July 23, 2011
Parashat Matot, Numbers 30:2- 32:42
D'VAR TORAH
Vows that Restrict: Vows that Protect
Richard A. Block
As Numbers approaches its conclusion, Parashat Matot takes up the subject of “vows” that men or women may make and “obligations” they may assume. As one commentary explains, “The former represent a promise to do, the latter a promise to abstain” (The Torah: A Modern Commentary, Revised Edition, p. 1,100).1 Such promises were undertakings of utmost seriousness as they were made to God, rendering their fulfillment or the failure to fulfill them a matter of transcendent importance.

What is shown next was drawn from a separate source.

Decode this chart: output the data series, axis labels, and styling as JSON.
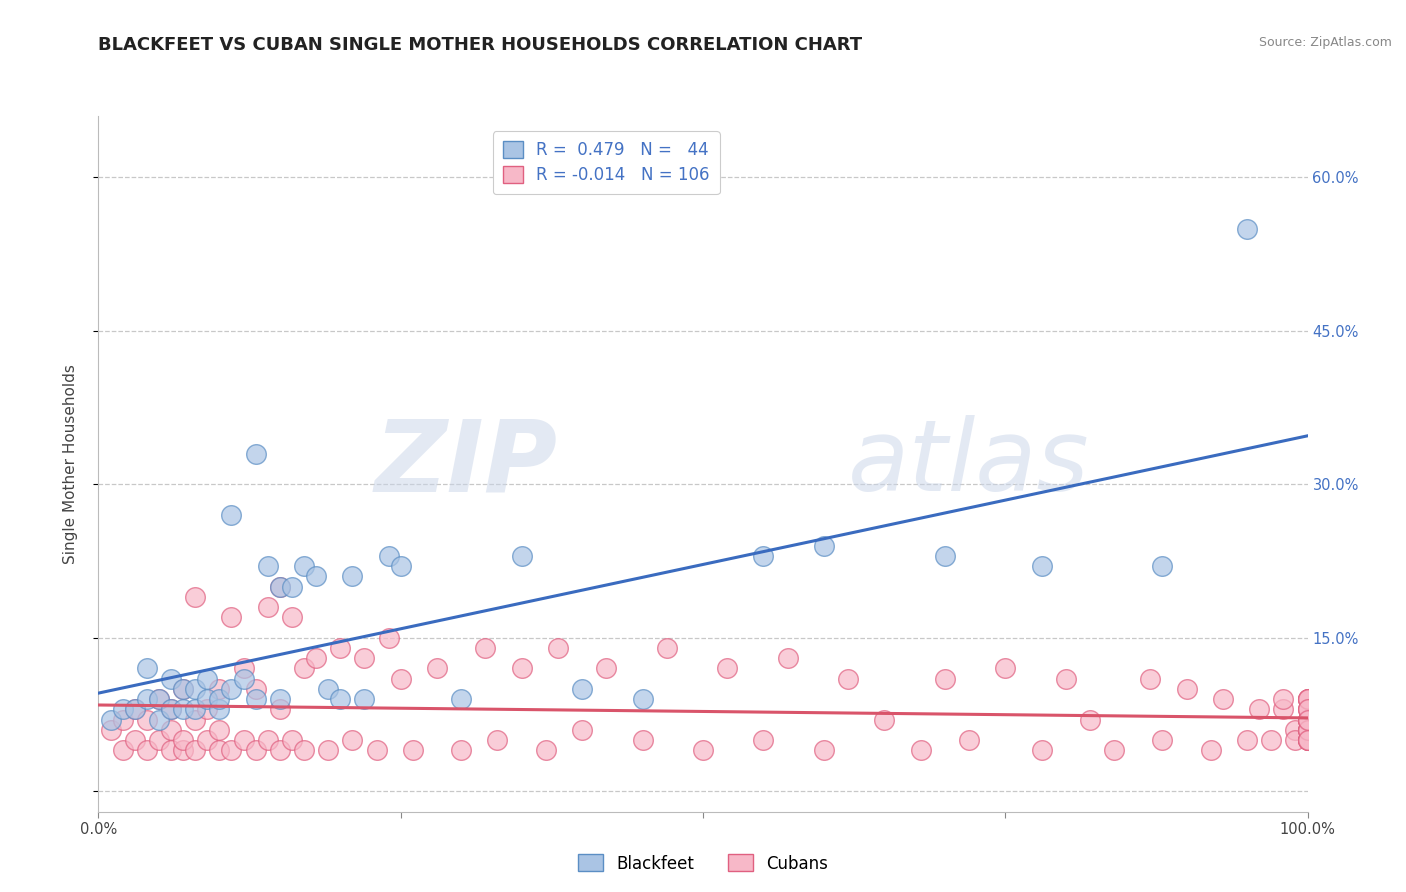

What is striking about this material to the modern reader is the disparate treatment of men and women with respect to these solemn commitments. When a man made a vow or took an oath, he was required to “carry out all that . . . crossed his lips” (Numbers 30:3). While women were empowered to make vows and oaths, these could be abrogated by the male authority figure in their lives if he renounced the commitment upon first learning of it. In the case of a minor, unmarried daughter still living “in her father’s household” (30:4), it was her father who held that power. Likewise, a husband could annul the vow or oath of a woman he marries “while her vow or the commitment to which she bound herself is still in force” or who makes such a promise after they marry. If the husband invalidates his wife’s vow or oath thereafter he, rather than she, bears the guilt attendant upon the annulment. Only the sacred undertakings of widows and divorcees, who had no male authority figure to whom they were subordinate, were held to be binding.
The disparity in treatment of men’s and women’s vows and oaths exemplifies the secondary legal and social status of females in biblical legislation, an inequality that persisted throughout the postbiblical and Rabbinic periods, and has yet to be fully eradicated even in our egalitarian era. From the perspective of modernity, no effort at apologetics can negate the injustice. That said, when we encounter a problematic biblical text, intellectual and moral honesty require that we contextualize the offending provisions. The subordination of women was universal in ancient times and it remains the norm in much of the world today. It hardly seems fair to judge the social structure of antiquity or the medieval period by contemporary standards. What strikes me as remarkable in the Jewish tradition’s treatment of women is not the inequalities but the instances of same treatment regardless of gender, and those that take a progressive approach to the needs and problems of women.